On Sunday, we stopped by Womxn House, an art gallery and residency on Detroit’s west side. Detroit artist, gallerist, and curator Asia Hamilton was partly inspired by Womanhouse, a 1972 art project produced by Judy Chicago and Miriam Schapiro, among many others, which converted a house into an art space. Hamilton co-produced the project with Michigan designer and artist Laura Earle. We had been invited by Erin Gold, one of the artists (and a former roommate in Southwest Detroit), who produced a small art installation of feathers made of stained glass, which corresponded to a number of gold-painted tags hung on a wall.
“The pandemic acted as a sort of accelerant,” Gold said, “pushing me to realize how many of my close relationships had to evolve– so many of my friends couldn’t travel, or had left the state. I’m someone who holds onto my relationships very tightly, so this was sort of an attempt to try and loosen that grip a little bit.”
Gold connected the feathers to her own personal journey with the grief of having lost her grandmother, with a further atmosphere of loss bounded by the COVID19 pandemic, and with each of the feathers representing a sort of attachment that we can let go of– and that can then become its own aesthetic artifact. The gold tags were a sort of crowdsourced project to friends and colleagues of things people wanted to let go of, and most of the feathers corresponded to specific color palettes identified with specific individuals. The notion of loss echoed throughout the rest of the house, ranging from an artistic commentary on a miscarriage to Hamilton’s own journey with loss, having tragically lost her mother to the pandemic.

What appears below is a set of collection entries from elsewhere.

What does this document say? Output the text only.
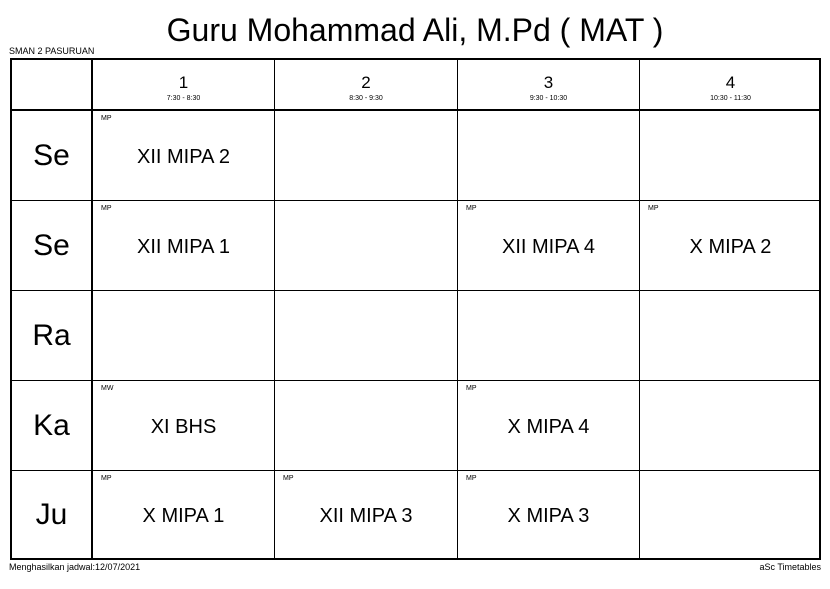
Guru Mohammad Ali, M.Pd ( MAT )
SMAN 2 PASURUAN
1
7:30 - 8:30
2
8:30 - 9:30
3
9:30 - 10:30
4
10:30 - 11:30
Se
Se
Ra
Ka
Ju
MP
XII MIPA 2
MP
XII MIPA 1
MP
XII MIPA 4
MP
X MIPA 2
MW
XI BHS
MP
X MIPA 4
MP
X MIPA 1
MP
XII MIPA 3
MP
X MIPA 3
Menghasilkan jadwal:12/07/2021	aSc Timetables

“It’s kind of a memorial, in a way,” Gold said of her installation. “Loss can be very beautiful, which, to me, felt like a very radical concept.”
Each room in the house had a specific art installation in it, ranging from an exhibit of mock sex toys made in the shape of a graph indicating pay disparities between women and men, or one room converted into a “womb,” draped with dark red velveteen sheets and permeated with the deep sound of a heartbeat.
“One of the most surprising things to me was how strongly people reacted to the womb room,” Gold said, laughing. “[Some people] were like, ‘I definitely do not need to go in there!’ I just thought it was so funny.”
The exhibits will be up through October 23rd, some time after which the Womxn House coordinators say the house will host resident artists.
Check out Womxn House Detroit, or Asia Hamilton’s Norwest Gallery of Art on Grand River Avenue. And be sure to ooh and ahh at the brand new bike lanes and pedestrian/bus islands that have narrowed the street from six thousand four hundred forty-two lanes to five.